IT$^3$: Idempotent Test-Time Training
Nikita Durasov, Assaf Shocher, Doruk Oner, Gal Chechik, Alexei A. Efros, Pascal Fua
TL;DR
IT$^3$ introduces Idempotent Test-Time Training to adapt to distribution shifts on-the-fly using only the current test input. By enforcing an idempotence-based objective and using a frozen (or EMA) anchor during test-time updates, the method replaces domain-specific auxiliary tasks with a universal regularizer that pulls OOD representations toward the training distribution. The approach yields consistent improvements across diverse tasks (image classification, segmentation, age prediction, aerodynamics) and architectures (MLPs, CNNs, GNNs), including large-scale ImageNet-C, while maintaining practical inference costs.
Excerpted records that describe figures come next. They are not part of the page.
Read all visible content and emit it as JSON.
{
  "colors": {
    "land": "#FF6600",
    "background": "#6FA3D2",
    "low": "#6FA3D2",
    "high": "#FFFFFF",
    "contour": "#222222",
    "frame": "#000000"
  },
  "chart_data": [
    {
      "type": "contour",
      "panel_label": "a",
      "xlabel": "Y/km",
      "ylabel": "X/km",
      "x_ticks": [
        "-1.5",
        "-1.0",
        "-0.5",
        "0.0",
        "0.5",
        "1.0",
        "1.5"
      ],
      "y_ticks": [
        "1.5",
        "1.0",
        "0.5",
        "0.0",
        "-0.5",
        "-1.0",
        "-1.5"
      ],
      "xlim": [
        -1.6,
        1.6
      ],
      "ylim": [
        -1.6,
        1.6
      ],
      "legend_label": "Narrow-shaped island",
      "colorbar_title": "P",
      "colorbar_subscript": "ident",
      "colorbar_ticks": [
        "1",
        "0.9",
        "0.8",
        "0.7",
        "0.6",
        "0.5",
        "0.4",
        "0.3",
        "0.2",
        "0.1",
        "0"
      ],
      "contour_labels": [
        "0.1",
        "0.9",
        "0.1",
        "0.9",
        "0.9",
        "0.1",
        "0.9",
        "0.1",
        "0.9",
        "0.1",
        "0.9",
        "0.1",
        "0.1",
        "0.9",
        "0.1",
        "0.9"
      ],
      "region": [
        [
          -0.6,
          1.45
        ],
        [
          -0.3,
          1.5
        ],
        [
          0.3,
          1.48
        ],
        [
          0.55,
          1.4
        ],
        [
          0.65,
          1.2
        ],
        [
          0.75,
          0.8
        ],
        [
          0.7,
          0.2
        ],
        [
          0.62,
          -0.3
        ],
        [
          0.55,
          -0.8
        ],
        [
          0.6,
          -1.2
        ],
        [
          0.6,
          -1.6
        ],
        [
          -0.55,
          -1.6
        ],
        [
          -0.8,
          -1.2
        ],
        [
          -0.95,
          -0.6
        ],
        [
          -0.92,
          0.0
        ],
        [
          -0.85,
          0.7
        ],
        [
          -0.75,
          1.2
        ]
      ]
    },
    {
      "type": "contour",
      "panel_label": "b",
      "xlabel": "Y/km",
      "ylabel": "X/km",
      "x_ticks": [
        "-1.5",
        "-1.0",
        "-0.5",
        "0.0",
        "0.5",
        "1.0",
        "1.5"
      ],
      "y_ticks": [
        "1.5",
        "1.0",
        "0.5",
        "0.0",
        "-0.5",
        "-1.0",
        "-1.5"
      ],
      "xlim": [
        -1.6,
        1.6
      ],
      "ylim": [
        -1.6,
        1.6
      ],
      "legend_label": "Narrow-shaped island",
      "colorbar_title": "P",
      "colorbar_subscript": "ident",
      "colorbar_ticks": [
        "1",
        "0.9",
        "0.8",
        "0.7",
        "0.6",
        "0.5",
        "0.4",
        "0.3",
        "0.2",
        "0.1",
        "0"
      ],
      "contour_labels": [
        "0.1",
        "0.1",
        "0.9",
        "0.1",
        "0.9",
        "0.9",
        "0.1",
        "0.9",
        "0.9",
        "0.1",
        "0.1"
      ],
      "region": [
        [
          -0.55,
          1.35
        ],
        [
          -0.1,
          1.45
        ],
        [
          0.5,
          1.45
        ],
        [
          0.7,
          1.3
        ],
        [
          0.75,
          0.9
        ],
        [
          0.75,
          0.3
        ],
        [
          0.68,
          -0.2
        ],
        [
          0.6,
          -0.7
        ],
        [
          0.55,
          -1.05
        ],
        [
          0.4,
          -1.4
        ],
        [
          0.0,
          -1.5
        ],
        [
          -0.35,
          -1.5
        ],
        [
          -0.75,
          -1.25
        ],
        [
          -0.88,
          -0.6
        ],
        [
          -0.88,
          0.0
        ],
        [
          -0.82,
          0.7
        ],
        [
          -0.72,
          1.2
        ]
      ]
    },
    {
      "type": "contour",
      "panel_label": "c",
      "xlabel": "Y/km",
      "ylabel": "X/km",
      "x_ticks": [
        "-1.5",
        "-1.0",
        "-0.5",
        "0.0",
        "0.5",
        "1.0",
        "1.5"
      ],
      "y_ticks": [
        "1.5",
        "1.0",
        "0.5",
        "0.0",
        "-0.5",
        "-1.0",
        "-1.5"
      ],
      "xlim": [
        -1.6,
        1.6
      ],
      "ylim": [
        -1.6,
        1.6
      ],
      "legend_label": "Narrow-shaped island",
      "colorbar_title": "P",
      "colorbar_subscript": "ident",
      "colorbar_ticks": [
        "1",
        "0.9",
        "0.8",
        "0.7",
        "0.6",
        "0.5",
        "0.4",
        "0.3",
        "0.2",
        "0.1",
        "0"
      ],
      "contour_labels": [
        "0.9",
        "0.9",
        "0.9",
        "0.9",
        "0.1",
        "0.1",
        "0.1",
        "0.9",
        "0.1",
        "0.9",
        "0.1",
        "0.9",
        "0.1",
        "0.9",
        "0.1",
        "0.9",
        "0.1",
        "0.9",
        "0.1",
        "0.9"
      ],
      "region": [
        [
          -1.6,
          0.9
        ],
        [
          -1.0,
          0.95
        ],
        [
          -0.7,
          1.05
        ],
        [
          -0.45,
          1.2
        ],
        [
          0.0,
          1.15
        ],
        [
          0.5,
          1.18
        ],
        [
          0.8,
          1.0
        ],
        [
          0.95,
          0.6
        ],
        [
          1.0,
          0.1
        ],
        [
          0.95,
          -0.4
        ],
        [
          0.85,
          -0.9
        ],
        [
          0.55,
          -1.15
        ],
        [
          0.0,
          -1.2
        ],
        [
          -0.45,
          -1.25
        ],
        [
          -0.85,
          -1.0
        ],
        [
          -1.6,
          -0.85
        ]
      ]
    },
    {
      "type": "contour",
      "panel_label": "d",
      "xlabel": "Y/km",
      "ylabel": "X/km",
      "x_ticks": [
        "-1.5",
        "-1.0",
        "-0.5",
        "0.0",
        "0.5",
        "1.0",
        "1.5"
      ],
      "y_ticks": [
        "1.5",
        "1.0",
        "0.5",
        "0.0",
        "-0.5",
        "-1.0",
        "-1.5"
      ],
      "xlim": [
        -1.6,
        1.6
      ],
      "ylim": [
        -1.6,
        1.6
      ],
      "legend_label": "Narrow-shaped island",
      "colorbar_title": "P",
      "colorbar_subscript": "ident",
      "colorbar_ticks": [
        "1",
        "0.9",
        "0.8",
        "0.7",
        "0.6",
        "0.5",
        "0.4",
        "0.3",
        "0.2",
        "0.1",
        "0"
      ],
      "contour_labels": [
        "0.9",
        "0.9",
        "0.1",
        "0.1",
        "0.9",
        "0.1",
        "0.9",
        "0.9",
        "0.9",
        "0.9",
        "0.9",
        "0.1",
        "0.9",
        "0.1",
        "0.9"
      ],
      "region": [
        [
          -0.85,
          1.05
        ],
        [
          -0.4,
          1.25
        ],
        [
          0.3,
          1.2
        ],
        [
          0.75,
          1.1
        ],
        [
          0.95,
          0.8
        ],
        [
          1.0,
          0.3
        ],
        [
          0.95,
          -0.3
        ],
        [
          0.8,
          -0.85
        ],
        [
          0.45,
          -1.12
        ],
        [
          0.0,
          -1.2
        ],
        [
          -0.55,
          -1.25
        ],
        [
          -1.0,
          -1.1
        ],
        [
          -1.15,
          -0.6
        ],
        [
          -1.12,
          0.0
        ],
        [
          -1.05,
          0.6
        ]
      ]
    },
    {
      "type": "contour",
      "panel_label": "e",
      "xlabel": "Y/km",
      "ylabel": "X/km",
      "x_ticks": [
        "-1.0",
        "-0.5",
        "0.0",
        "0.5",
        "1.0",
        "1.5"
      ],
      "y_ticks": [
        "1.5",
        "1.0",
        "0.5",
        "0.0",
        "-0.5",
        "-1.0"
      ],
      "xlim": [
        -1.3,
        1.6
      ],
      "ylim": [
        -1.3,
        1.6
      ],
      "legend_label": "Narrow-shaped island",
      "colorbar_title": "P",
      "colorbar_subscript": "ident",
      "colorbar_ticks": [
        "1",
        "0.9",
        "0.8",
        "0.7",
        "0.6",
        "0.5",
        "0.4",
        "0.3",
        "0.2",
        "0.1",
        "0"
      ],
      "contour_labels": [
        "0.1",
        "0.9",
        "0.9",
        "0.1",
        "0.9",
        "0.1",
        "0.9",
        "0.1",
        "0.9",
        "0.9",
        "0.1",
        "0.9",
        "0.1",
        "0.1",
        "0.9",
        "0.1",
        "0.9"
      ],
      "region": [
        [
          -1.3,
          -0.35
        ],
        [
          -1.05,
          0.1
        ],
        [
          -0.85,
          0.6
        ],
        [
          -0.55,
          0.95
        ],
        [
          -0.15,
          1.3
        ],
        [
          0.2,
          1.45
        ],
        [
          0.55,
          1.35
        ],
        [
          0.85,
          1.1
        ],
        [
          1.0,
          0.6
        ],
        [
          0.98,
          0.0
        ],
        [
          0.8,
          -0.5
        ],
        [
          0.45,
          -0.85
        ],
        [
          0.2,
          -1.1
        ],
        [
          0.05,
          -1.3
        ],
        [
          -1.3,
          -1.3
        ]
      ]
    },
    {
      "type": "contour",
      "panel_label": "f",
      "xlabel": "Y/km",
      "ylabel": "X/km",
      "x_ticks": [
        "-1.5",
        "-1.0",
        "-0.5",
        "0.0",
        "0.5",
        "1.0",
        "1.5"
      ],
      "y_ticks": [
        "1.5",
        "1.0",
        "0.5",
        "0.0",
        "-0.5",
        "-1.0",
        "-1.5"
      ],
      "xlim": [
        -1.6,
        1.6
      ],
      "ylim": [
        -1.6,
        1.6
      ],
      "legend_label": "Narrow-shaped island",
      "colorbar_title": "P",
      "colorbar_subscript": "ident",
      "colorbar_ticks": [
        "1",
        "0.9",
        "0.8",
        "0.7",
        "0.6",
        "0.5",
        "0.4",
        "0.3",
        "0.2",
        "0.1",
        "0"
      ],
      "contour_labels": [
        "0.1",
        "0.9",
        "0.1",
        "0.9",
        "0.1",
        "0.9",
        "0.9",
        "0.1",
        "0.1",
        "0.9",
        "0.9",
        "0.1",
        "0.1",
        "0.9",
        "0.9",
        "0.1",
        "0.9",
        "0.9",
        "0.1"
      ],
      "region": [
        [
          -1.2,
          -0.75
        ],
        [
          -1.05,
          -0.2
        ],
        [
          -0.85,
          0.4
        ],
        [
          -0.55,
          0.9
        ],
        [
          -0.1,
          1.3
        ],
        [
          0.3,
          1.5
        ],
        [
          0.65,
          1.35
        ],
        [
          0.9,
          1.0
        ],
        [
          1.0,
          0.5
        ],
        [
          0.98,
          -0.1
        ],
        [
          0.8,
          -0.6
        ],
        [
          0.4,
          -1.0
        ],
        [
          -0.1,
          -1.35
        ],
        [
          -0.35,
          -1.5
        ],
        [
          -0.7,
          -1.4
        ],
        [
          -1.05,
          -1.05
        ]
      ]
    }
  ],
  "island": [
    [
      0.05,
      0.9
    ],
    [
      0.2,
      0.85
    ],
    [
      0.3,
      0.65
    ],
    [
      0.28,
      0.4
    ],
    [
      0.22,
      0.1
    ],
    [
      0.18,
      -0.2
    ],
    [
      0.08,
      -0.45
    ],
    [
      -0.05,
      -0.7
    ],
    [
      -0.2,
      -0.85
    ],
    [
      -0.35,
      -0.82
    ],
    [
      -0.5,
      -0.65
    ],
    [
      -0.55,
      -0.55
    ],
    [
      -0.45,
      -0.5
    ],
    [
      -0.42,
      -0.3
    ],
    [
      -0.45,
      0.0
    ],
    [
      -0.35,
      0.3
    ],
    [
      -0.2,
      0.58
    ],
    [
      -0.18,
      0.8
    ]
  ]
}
The results reveal a strong link between idempotence and prediction confidence, suggesting idempotence as a general principle for robust test-time adaptation with broad real-world impact.
Abstract
Deep learning models often struggle when deployed in real-world settings due to distribution shifts between training and test data. While existing approaches like domain adaptation and test-time training (TTT) offer partial solutions, they typically require additional data or domain-specific auxiliary tasks. We present Idempotent Test-Time Training (IT$^3$), a novel approach that enables on-the-fly adaptation to distribution shifts using only the current test instance, without any auxiliary task design. Our key insight is that enforcing idempotence -- where repeated applications of a function yield the same result -- can effectively replace domain-specific auxiliary tasks used in previous TTT methods. We theoretically connect idempotence to prediction confidence and demonstrate that minimizing the distance between successive applications of our model during inference leads to improved out-of-distribution performance. Extensive experiments across diverse domains (including image classification, aerodynamics prediction, and aerial segmentation) and architectures (MLPs, CNNs, GNNs) show that IT$^3$ consistently outperforms existing approaches while being simpler and more widely applicable. Our results suggest that idempotence provides a universal principle for test-time adaptation that generalizes across domains and architectures.